Graduating senior Stephanie Hedlund began college in 2008. After bouncing around from a biology major to education, she finally decided nursing would be the best fit for her.
“I have a good friend who had cancer when she was younger, and she told me how much of a difference the nurses made as she fought her battle,” said Hedlund. “That’s the main reason I chose to go into nursing.”
As she worked on a degree to allow her to help others though, she was facing a life-threatening battle of her own.
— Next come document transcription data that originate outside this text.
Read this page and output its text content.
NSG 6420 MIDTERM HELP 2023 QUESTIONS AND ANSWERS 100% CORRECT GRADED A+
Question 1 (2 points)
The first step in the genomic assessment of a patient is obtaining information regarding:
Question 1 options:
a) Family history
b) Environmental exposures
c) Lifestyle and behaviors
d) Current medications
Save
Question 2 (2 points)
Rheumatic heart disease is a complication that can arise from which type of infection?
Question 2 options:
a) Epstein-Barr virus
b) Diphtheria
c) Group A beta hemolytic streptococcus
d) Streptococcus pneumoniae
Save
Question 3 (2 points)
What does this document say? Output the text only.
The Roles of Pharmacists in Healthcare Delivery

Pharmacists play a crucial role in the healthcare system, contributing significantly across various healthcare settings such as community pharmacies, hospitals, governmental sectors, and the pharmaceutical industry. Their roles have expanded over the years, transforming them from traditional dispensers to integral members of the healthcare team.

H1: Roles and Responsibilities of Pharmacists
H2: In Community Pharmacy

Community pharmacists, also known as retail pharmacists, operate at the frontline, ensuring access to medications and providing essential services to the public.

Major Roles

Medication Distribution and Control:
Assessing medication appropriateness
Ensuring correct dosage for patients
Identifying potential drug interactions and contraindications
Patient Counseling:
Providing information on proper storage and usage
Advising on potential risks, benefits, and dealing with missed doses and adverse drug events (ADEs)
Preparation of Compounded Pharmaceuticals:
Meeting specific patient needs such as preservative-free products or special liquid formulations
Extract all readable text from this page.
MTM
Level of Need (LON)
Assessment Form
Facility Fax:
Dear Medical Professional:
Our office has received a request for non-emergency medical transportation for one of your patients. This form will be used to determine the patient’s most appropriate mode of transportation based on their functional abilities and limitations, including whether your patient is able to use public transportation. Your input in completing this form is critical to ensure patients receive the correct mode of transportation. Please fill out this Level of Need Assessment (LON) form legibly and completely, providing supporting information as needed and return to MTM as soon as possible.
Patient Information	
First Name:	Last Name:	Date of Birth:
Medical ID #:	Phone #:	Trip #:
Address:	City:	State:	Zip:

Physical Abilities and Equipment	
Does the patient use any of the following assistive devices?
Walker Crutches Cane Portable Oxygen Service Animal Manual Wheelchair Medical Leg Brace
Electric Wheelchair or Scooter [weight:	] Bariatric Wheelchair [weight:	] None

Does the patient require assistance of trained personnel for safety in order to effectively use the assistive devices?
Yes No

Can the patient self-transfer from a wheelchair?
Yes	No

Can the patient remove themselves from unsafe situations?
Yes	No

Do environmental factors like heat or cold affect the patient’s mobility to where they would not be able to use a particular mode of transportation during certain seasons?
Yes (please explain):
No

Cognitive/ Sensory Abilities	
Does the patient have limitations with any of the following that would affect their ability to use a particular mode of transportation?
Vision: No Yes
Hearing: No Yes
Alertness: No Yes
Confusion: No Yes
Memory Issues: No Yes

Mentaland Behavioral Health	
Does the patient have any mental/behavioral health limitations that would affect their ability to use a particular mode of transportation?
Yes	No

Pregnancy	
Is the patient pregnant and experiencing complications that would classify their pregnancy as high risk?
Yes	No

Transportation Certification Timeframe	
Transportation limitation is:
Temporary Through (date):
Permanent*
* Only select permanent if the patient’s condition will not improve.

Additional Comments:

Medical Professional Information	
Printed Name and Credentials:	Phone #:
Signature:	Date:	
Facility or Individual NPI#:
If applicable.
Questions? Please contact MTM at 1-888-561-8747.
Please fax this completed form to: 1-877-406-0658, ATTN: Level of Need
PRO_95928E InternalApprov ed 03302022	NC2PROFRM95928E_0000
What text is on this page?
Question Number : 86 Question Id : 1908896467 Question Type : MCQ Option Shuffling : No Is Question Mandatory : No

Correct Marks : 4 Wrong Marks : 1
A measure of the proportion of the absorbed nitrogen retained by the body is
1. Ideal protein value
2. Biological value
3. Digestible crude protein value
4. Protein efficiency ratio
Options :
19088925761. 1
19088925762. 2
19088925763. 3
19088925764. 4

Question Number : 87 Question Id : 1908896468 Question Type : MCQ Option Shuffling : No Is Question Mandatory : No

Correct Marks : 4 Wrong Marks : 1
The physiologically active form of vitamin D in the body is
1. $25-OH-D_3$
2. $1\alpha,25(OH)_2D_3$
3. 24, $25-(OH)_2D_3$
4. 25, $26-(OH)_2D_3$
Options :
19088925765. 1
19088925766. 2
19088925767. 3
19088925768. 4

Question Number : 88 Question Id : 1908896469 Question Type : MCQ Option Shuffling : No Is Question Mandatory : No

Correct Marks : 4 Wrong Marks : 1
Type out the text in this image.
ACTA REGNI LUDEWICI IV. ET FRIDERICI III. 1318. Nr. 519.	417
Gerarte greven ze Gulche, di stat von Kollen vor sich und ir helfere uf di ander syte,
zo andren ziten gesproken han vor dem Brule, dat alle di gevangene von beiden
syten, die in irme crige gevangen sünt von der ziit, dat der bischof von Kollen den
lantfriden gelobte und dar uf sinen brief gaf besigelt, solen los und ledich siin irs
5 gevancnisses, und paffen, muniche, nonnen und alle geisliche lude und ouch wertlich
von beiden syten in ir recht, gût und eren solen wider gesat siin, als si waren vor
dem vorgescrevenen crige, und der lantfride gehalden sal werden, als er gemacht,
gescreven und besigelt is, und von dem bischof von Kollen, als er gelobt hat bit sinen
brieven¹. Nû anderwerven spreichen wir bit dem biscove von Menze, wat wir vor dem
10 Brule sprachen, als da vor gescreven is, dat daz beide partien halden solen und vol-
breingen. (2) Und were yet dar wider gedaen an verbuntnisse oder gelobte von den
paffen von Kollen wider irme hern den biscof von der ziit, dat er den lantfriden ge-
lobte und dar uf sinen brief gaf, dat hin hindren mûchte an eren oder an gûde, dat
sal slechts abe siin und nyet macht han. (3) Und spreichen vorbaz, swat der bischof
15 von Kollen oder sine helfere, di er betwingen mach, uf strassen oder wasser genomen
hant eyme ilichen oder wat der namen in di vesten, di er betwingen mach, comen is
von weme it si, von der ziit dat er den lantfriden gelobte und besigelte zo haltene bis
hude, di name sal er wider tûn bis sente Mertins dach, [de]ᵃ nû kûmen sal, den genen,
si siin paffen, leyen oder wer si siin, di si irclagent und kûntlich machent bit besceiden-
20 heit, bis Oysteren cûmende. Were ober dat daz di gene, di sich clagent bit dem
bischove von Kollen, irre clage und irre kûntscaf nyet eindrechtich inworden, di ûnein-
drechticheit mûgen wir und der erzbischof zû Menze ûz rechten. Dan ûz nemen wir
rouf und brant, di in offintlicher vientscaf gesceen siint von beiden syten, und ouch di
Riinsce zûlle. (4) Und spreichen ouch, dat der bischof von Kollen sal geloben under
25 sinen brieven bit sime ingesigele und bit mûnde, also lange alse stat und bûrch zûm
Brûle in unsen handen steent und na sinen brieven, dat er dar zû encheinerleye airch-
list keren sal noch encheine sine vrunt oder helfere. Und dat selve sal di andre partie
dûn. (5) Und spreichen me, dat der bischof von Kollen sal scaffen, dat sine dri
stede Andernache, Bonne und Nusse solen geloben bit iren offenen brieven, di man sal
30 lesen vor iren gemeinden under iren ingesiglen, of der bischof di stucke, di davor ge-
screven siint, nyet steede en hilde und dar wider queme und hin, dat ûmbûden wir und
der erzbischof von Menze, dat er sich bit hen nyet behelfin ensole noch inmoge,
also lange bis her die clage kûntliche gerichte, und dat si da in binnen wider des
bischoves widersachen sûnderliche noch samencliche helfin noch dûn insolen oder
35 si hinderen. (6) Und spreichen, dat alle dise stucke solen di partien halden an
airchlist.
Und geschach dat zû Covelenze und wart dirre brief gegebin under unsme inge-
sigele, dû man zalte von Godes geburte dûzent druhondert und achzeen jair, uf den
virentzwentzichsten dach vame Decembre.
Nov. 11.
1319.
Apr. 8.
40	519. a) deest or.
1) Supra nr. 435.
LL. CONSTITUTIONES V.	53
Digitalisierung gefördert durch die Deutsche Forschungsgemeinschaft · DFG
“I was one semester shy of graduating when I became extremely sick with stomach issues. I couldn’t eat and doctors performed numerous tests on me to find out what was wrong,” she said. “After several emergency room visits, and being in extreme pain, I was diagnosed with anorexia.”
Her disorder forced her to leave school to focus on her recovery. After several visits to treatment centers, her battle continued.
“It got really bad about a year ago. I felt hopeless, and everybody says now that I shouldn’t be alive because of the condition I was in at my lowest,” said Hedlund.
It was at that time she hit a turning point that gave her a new lease on life.
“I credit the support of my family and friends and my faith with helping me finally realize that my life was worth fighting for,” she said.
After one last visit to a treatment center, she and her doctors finally decided she would be able to return back to school, so she petitioned to rejoin the nursing cohort for her final semester, which began in August 2014.
“I have been overwhelmed with the support I’ve received from faculty, staff and my peers,” she said. “They were always concerned and tried to help me the best they could, and they also allowed me to join back up with the program to be able to finish my degree.”
Associate professor of nursing Josie Doss served not only as Hedlund’s mentor, but also her friend.
“Stephanie holds a special place in my heart. We have been through a lot together. She and the rest of her original cohort had been so supportive of me when I was at a very low point in my life after losing my mother to lung cancer, and I was determined to make the time to do the same for her,” said Doss. “Stephanie is the poster child for perseverance. Not only did she demonstrate motivation, perseverance and the desire to succeed in relation to her recovery, she has displayed these same characteristics in the continued pursuit of her nursing degree.”
As her college career is capped off, Hedlund already has a job lined up at Navicent Health, formerly the Medical Center of Central Georgia, in Macon.
“I hope that my story can help inspire others that no matter how hard the road is, you can overcome,” said Hedlund. “I still face many challenges, but I am not ashamed of my story. By speaking out, I hope others will hear it, so maybe it can help them face their battles.”